Unlike my early days, when I pursued many activities out of obligation or for lack of anything better to do, my hobby collection now grows organically. I do what I want – what makes me happy – rather than what external forces tell me I should do. When something stops bringing me joy, I stop doing it. And when I try something new and end up loving it, I roll with it. I’m living deliberately, constantly adjusting my course in order to maximize happiness.
My life is filled with carefully-curated pastimes that make me happy and allow me to grow. I have too many hobbies and not nearly enough time to fully pursue them all. And while they all make me happy in the moment, there is still an undercurrent of restlessness that pulses through me. What am I doing it all for? Is it enough to just do what makes me happy, or should I be striving for some sort of end goal?
I don’t have any major goals that I’m working toward. That’s in part because I’ve never known what I wanted to do or be in my life. Call me a hippie, but I always figured that one of my many hobbies would magically take off into a career path or my life’s calling – that one of these days, I’d just know I was meant to focus on this one passion and aim to shine in it.
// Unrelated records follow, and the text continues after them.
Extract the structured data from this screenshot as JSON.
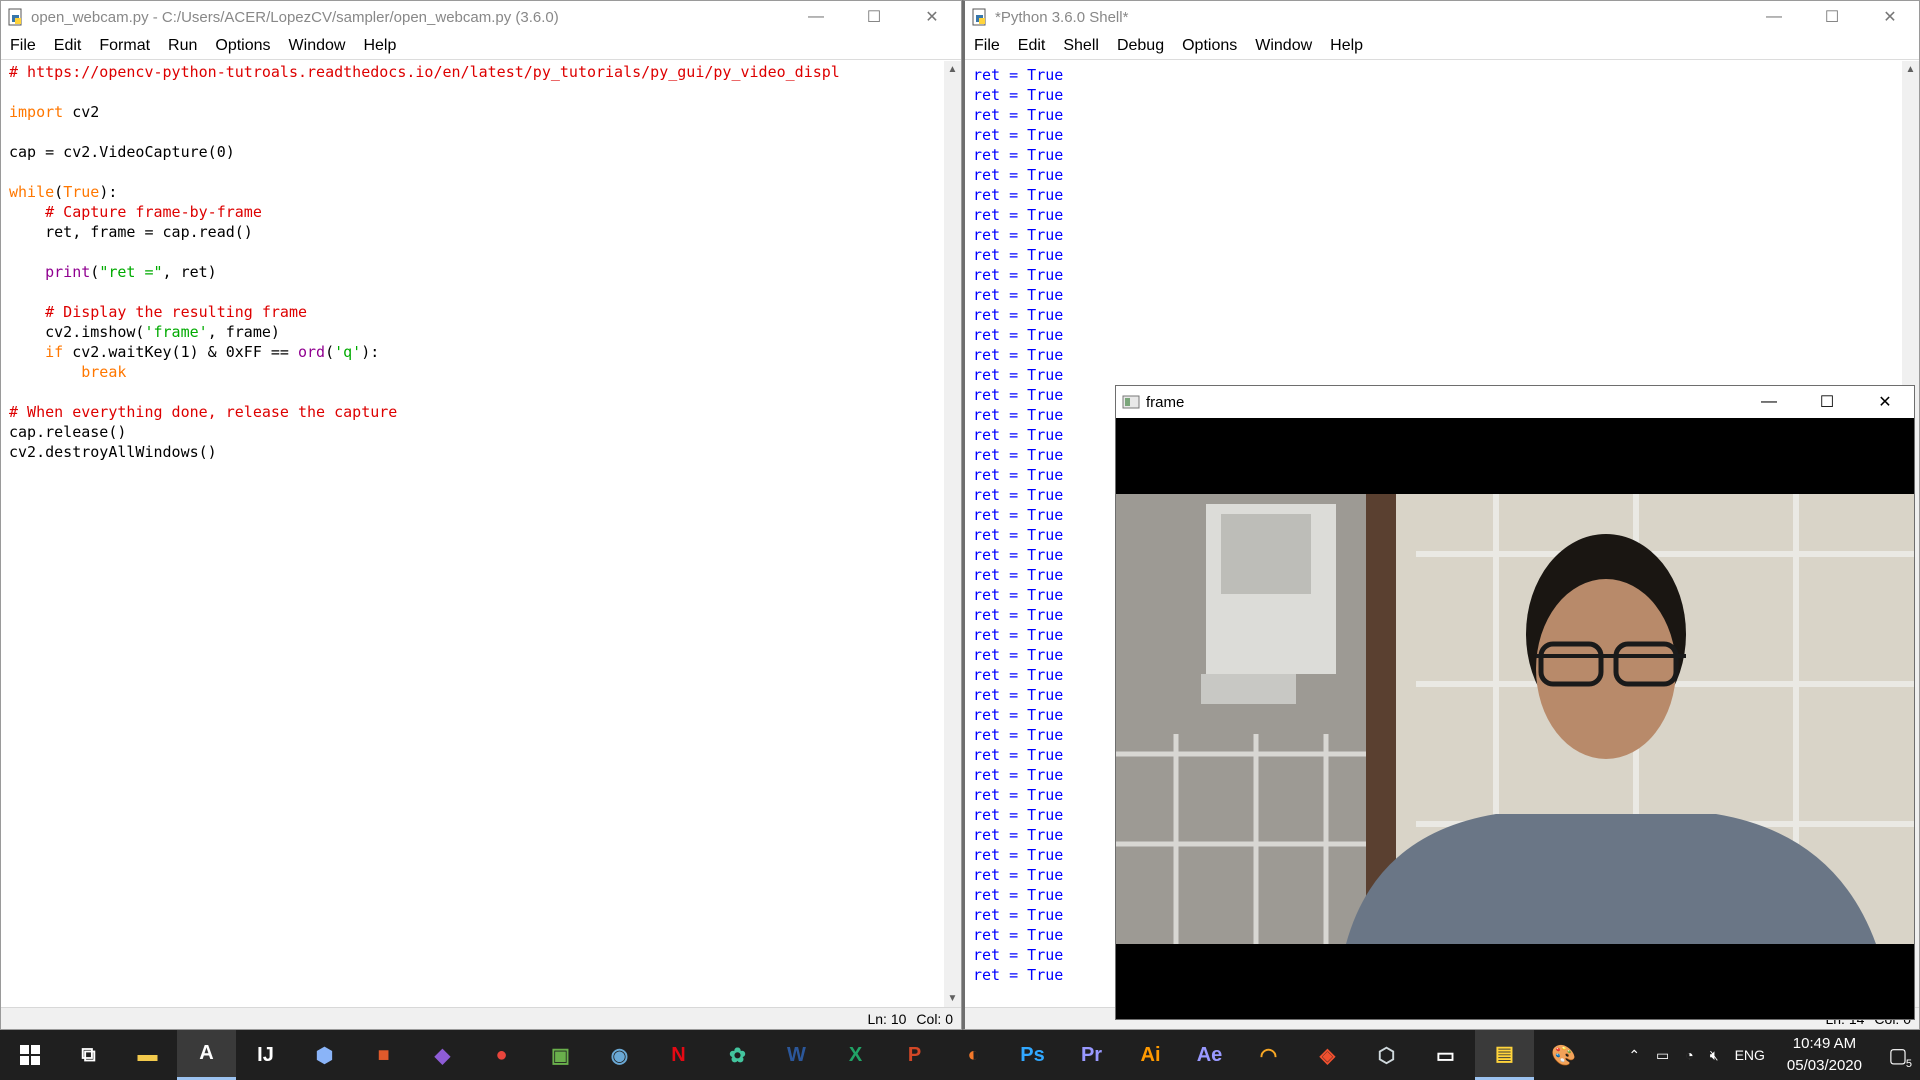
{
  "editor": {
    "title": "open_webcam.py - C:/Users/ACER/LopezCV/sampler/open_webcam.py (3.6.0)",
    "menu": [
      "File",
      "Edit",
      "Format",
      "Run",
      "Options",
      "Window",
      "Help"
    ],
    "code": [
      {
        "type": "com",
        "text": "# https://opencv-python-tutroals.readthedocs.io/en/latest/py_tutorials/py_gui/py_video_displ"
      },
      {
        "type": "blank",
        "text": ""
      },
      {
        "type": "mixed",
        "parts": [
          [
            "kw",
            "import"
          ],
          [
            "def",
            " cv2"
          ]
        ]
      },
      {
        "type": "blank",
        "text": ""
      },
      {
        "type": "def",
        "text": "cap = cv2.VideoCapture(0)"
      },
      {
        "type": "blank",
        "text": ""
      },
      {
        "type": "mixed",
        "parts": [
          [
            "kw",
            "while"
          ],
          [
            "def",
            "("
          ],
          [
            "kw",
            "True"
          ],
          [
            "def",
            "):"
          ]
        ]
      },
      {
        "type": "mixed",
        "parts": [
          [
            "def",
            "    "
          ],
          [
            "com",
            "# Capture frame-by-frame"
          ]
        ]
      },
      {
        "type": "def",
        "text": "    ret, frame = cap.read()"
      },
      {
        "type": "blank",
        "text": ""
      },
      {
        "type": "mixed",
        "parts": [
          [
            "def",
            "    "
          ],
          [
            "bi",
            "print"
          ],
          [
            "def",
            "("
          ],
          [
            "str",
            "\"ret =\""
          ],
          [
            "def",
            ", ret)"
          ]
        ]
      },
      {
        "type": "blank",
        "text": ""
      },
      {
        "type": "mixed",
        "parts": [
          [
            "def",
            "    "
          ],
          [
            "com",
            "# Display the resulting frame"
          ]
        ]
      },
      {
        "type": "mixed",
        "parts": [
          [
            "def",
            "    cv2.imshow("
          ],
          [
            "str",
            "'frame'"
          ],
          [
            "def",
            ", frame)"
          ]
        ]
      },
      {
        "type": "mixed",
        "parts": [
          [
            "def",
            "    "
          ],
          [
            "kw",
            "if"
          ],
          [
            "def",
            " cv2.waitKey(1) & 0xFF == "
          ],
          [
            "bi",
            "ord"
          ],
          [
            "def",
            "("
          ],
          [
            "str",
            "'q'"
          ],
          [
            "def",
            "):"
          ]
        ]
      },
      {
        "type": "mixed",
        "parts": [
          [
            "def",
            "        "
          ],
          [
            "kw",
            "break"
          ]
        ]
      },
      {
        "type": "blank",
        "text": ""
      },
      {
        "type": "com",
        "text": "# When everything done, release the capture"
      },
      {
        "type": "def",
        "text": "cap.release()"
      },
      {
        "type": "def",
        "text": "cv2.destroyAllWindows()"
      }
    ],
    "status_ln": "Ln: 10",
    "status_col": "Col: 0"
  },
  "shell": {
    "title": "*Python 3.6.0 Shell*",
    "menu": [
      "File",
      "Edit",
      "Shell",
      "Debug",
      "Options",
      "Window",
      "Help"
    ],
    "output_line": "ret = True",
    "output_count": 46,
    "status_ln": "Ln: 14",
    "status_col": "Col: 0"
  },
  "frame_window": {
    "title": "frame"
  },
  "window_controls": {
    "minimize": "—",
    "maximize": "☐",
    "close": "✕"
  },
  "taskbar": {
    "apps": [
      {
        "name": "task-view",
        "glyph": "⧉",
        "color": "#ffffff"
      },
      {
        "name": "file-explorer",
        "glyph": "▬",
        "color": "#f2c94c"
      },
      {
        "name": "acrobat",
        "glyph": "A",
        "color": "#ffffff",
        "active": true
      },
      {
        "name": "intellij",
        "glyph": "IJ",
        "color": "#ffffff"
      },
      {
        "name": "3d-viewer",
        "glyph": "⬢",
        "color": "#8ab4f8"
      },
      {
        "name": "office",
        "glyph": "■",
        "color": "#e05a2b"
      },
      {
        "name": "visual-studio",
        "glyph": "◆",
        "color": "#8e5cd6"
      },
      {
        "name": "chrome",
        "glyph": "●",
        "color": "#e8453c"
      },
      {
        "name": "image-editor",
        "glyph": "▣",
        "color": "#6ab04c"
      },
      {
        "name": "steam",
        "glyph": "◉",
        "color": "#6aa9d6"
      },
      {
        "name": "netflix",
        "glyph": "N",
        "color": "#e50914"
      },
      {
        "name": "chat-app",
        "glyph": "✿",
        "color": "#43c59e"
      },
      {
        "name": "word",
        "glyph": "W",
        "color": "#2b579a"
      },
      {
        "name": "excel",
        "glyph": "X",
        "color": "#21a366"
      },
      {
        "name": "powerpoint",
        "glyph": "P",
        "color": "#d24726"
      },
      {
        "name": "blender",
        "glyph": "◐",
        "color": "#f5792a"
      },
      {
        "name": "photoshop",
        "glyph": "Ps",
        "color": "#31a8ff"
      },
      {
        "name": "premiere",
        "glyph": "Pr",
        "color": "#9999ff"
      },
      {
        "name": "illustrator",
        "glyph": "Ai",
        "color": "#ff9a00"
      },
      {
        "name": "after-effects",
        "glyph": "Ae",
        "color": "#9999ff"
      },
      {
        "name": "audio-app",
        "glyph": "◠",
        "color": "#f9a825"
      },
      {
        "name": "git-app",
        "glyph": "◈",
        "color": "#f1502f"
      },
      {
        "name": "virtualbox",
        "glyph": "⬡",
        "color": "#cfd8dc"
      },
      {
        "name": "terminal",
        "glyph": "▭",
        "color": "#ffffff"
      },
      {
        "name": "idle",
        "glyph": "▤",
        "color": "#ffd43b",
        "active": true
      },
      {
        "name": "paint",
        "glyph": "🎨",
        "color": "#ffffff"
      }
    ],
    "tray": {
      "language": "ENG",
      "time": "10:49 AM",
      "date": "05/03/2020",
      "notifications": "5"
    }
  }
}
Admittedly, it’s also due to my fear of commitment that I haven’t just picked one of the things I love and gone after it. What if I invest so much time and energy into this one thing, only to meet the day where it stops making me happy? I know I’m allowed to change my mind, but how many times can I break a commitment? If there’s anything I’m vehemently against, it’s flaking – and I’m not about to flake on my goals.
In the meantime, I’ll keep chasing my happiness. I’m really enjoying crossfit so far, two weeks in. I also just got accepted to BlogHouse, a 4-day retreat in Chicago this June where I get to hang in a house with 13 other newbie bloggers and learn from some super successful travel bloggers.
I may not know what my goals are yet, but this I know: I want to keep learning and growing and trying new things.